Letters to the Editors (2016, AKV Berlin & Bom Dia Boa Tarde Boa Noite Verlag) compiles the issues of a self-printed black and white bi-weekly journal dedicated to text-based practices, written and distributed by Anna M. Szaflarski between October 2014 and November 2015. Based on her theory that content is created through social contact, each issue combines Szaflarski’s texts with contributions from an international pool of artists, writers, family, friends, librarians, and colleagues.
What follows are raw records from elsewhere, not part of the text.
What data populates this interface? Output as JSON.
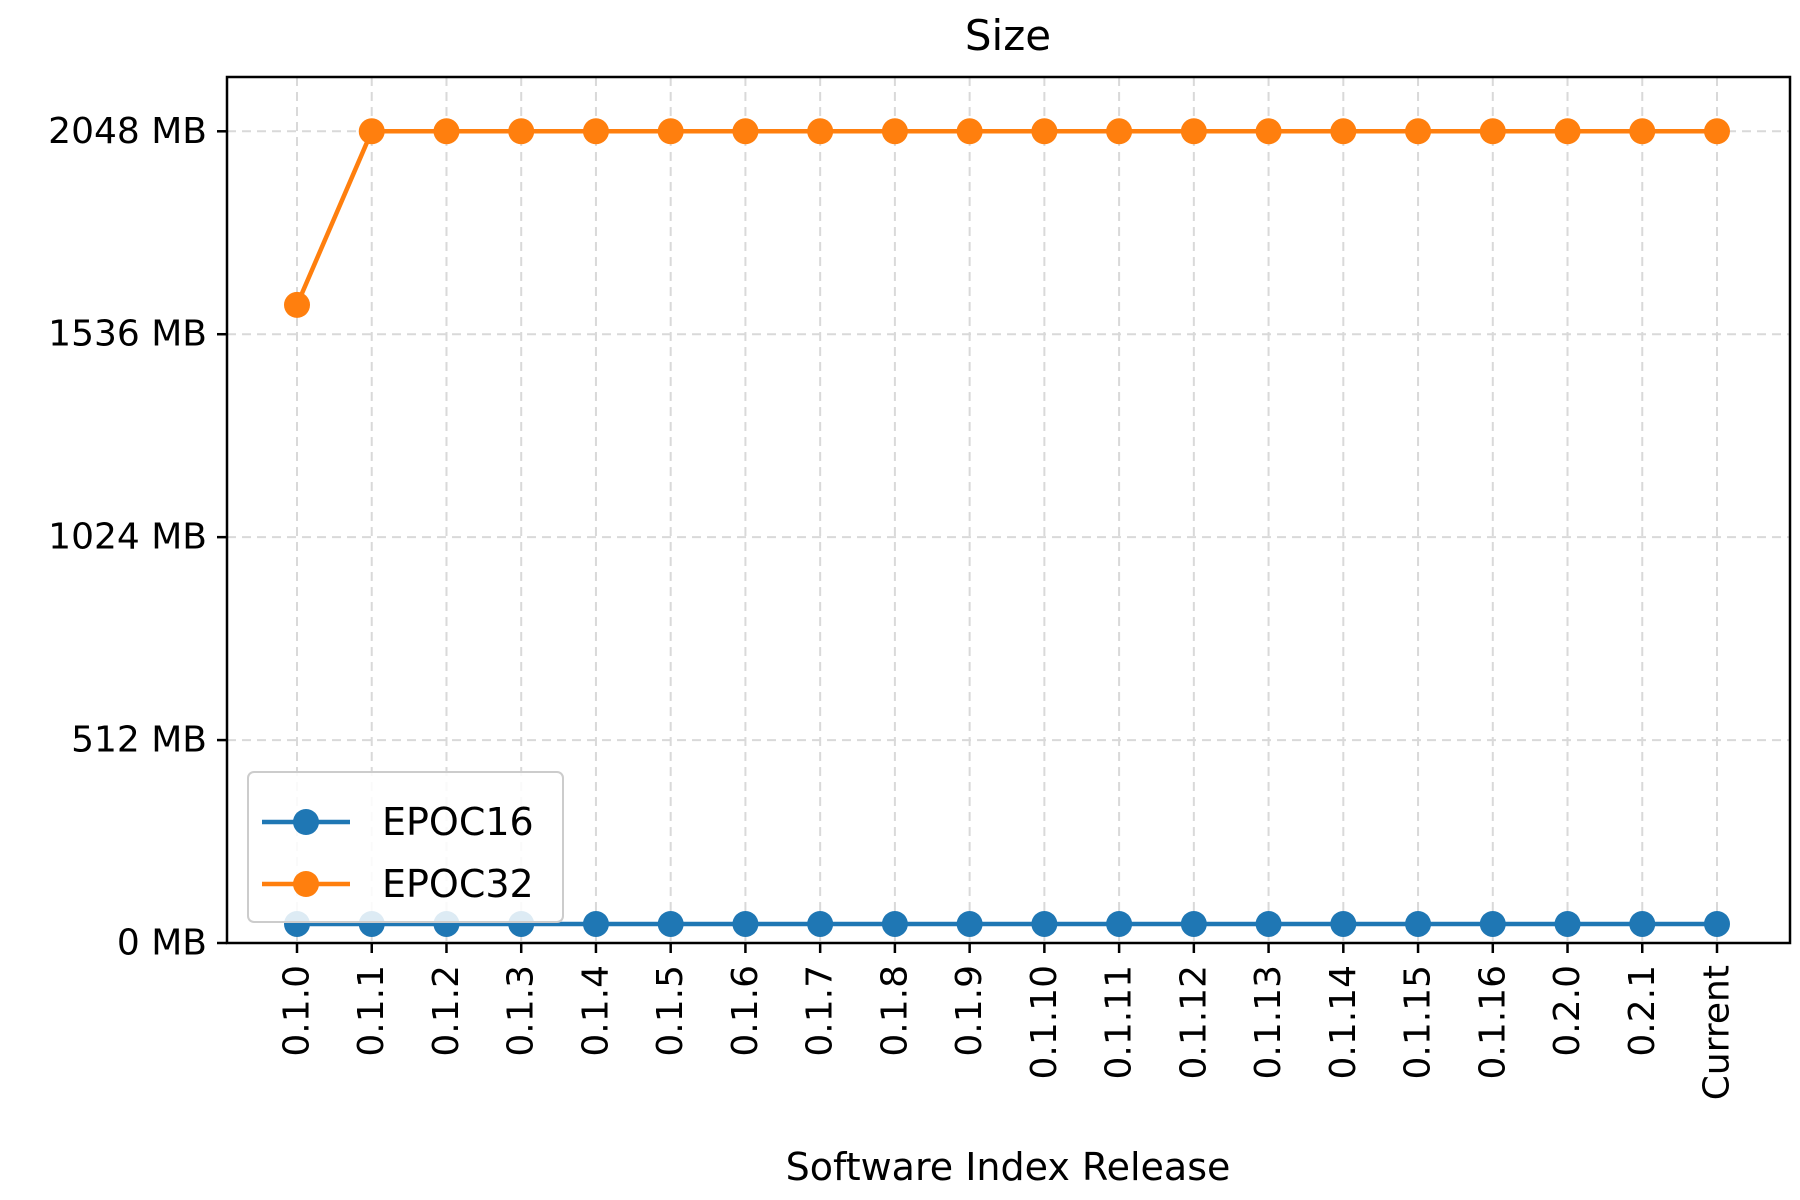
{
  "chart_data": {
    "type": "line",
    "title": "Size",
    "xlabel": "Software Index Release",
    "ylabel": "",
    "categories": [
      "0.1.0",
      "0.1.1",
      "0.1.2",
      "0.1.3",
      "0.1.4",
      "0.1.5",
      "0.1.6",
      "0.1.7",
      "0.1.8",
      "0.1.9",
      "0.1.10",
      "0.1.11",
      "0.1.12",
      "0.1.13",
      "0.1.14",
      "0.1.15",
      "0.1.16",
      "0.2.0",
      "0.2.1",
      "Current"
    ],
    "y_ticks": [
      0,
      512,
      1024,
      1536,
      2048
    ],
    "y_tick_labels": [
      "0 MB",
      "512 MB",
      "1024 MB",
      "1536 MB",
      "2048 MB"
    ],
    "ylim": [
      0,
      2185
    ],
    "grid": true,
    "legend_position": "lower-left",
    "series": [
      {
        "name": "EPOC16",
        "color": "#1f77b4",
        "values": [
          48,
          48,
          48,
          48,
          48,
          48,
          48,
          48,
          48,
          48,
          48,
          48,
          48,
          48,
          48,
          48,
          48,
          48,
          48,
          48
        ]
      },
      {
        "name": "EPOC32",
        "color": "#ff7f0e",
        "values": [
          1610,
          2048,
          2048,
          2048,
          2048,
          2048,
          2048,
          2048,
          2048,
          2048,
          2048,
          2048,
          2048,
          2048,
          2048,
          2048,
          2048,
          2048,
          2048,
          2048
        ]
      }
    ]
  }
}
The Emergent Property Game is the title of the schematic epilogue of Szaflarski’s Letters to the Editors, and also the impetus for a series of reading events under the same title. Each event brings together a small selection of the thirty contributors for readings and performances.
4:00 p.m. WORKSHOP
Art Metropole and C Magazine present:
How to Read Artists’ Books
How to Read Artist’s Books will engage Art Metropole’s extensive and diverse collection of books, editions, multiples, zines and more, presenting two unique angles or “ways of reading” artist-produced publications.
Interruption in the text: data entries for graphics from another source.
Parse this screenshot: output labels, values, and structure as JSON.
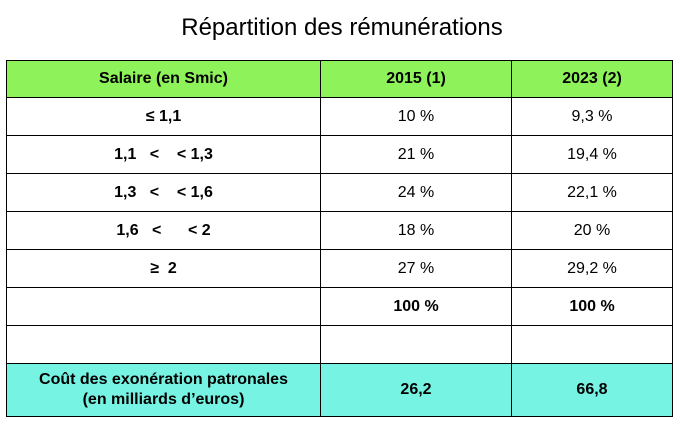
{
  "title": "Répartition des rémunérations",
  "table": {
    "headers": [
      "Salaire (en Smic)",
      "2015 (1)",
      "2023 (2)"
    ],
    "rows": [
      {
        "range": "≤ 1,1",
        "y2015": "10 %",
        "y2023": "9,3 %"
      },
      {
        "range": "1,1   <    < 1,3",
        "y2015": "21 %",
        "y2023": "19,4 %"
      },
      {
        "range": "1,3   <    < 1,6",
        "y2015": "24 %",
        "y2023": "22,1 %"
      },
      {
        "range": "1,6   <      < 2",
        "y2015": "18 %",
        "y2023": "20 %"
      },
      {
        "range": "≥  2",
        "y2015": "27 %",
        "y2023": "29,2 %"
      },
      {
        "range": "",
        "y2015": "100 %",
        "y2023": "100 %"
      },
      {
        "range": "",
        "y2015": "",
        "y2023": ""
      }
    ],
    "footer": {
      "label_line1": "Coût des exonération patronales",
      "label_line2": "(en milliards d’euros)",
      "y2015": "26,2",
      "y2023": "66,8"
    }
  },
  "colors": {
    "header_bg": "#8ef25a",
    "footer_bg": "#76f3e3"
  }
}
JOSHUA VETTIVELU: I Don’t Know How to Read!
“One of the perks of being dyslexic and a faggot is that language often fails you. Sometimes, art is a way around that. Sometimes, it really isn’t. This workshop will look at the connections between art and language when existing modes of communication are found to be insufficient. Language, like humour and art, is often just a set of agreed upon terms based on shared experiences. So, what happens if you found yourself in a body that wasn’t able to read those terms?”
Joshua Vettivelu is an artist working within sculpture, video, performance and installation. Their work seeks to explore how larger frameworks of power manifest within intimate relationships. Recently, their practice has been examining the tensions that emerge when personal experiences are mined for art production, and how this allows institutions to posture and position themselves as self-reflexive. Vettivelu currently teaches at the faculty of Continuing Education at OCAD University and is the Director of Programming for Whippersnapper Gallery.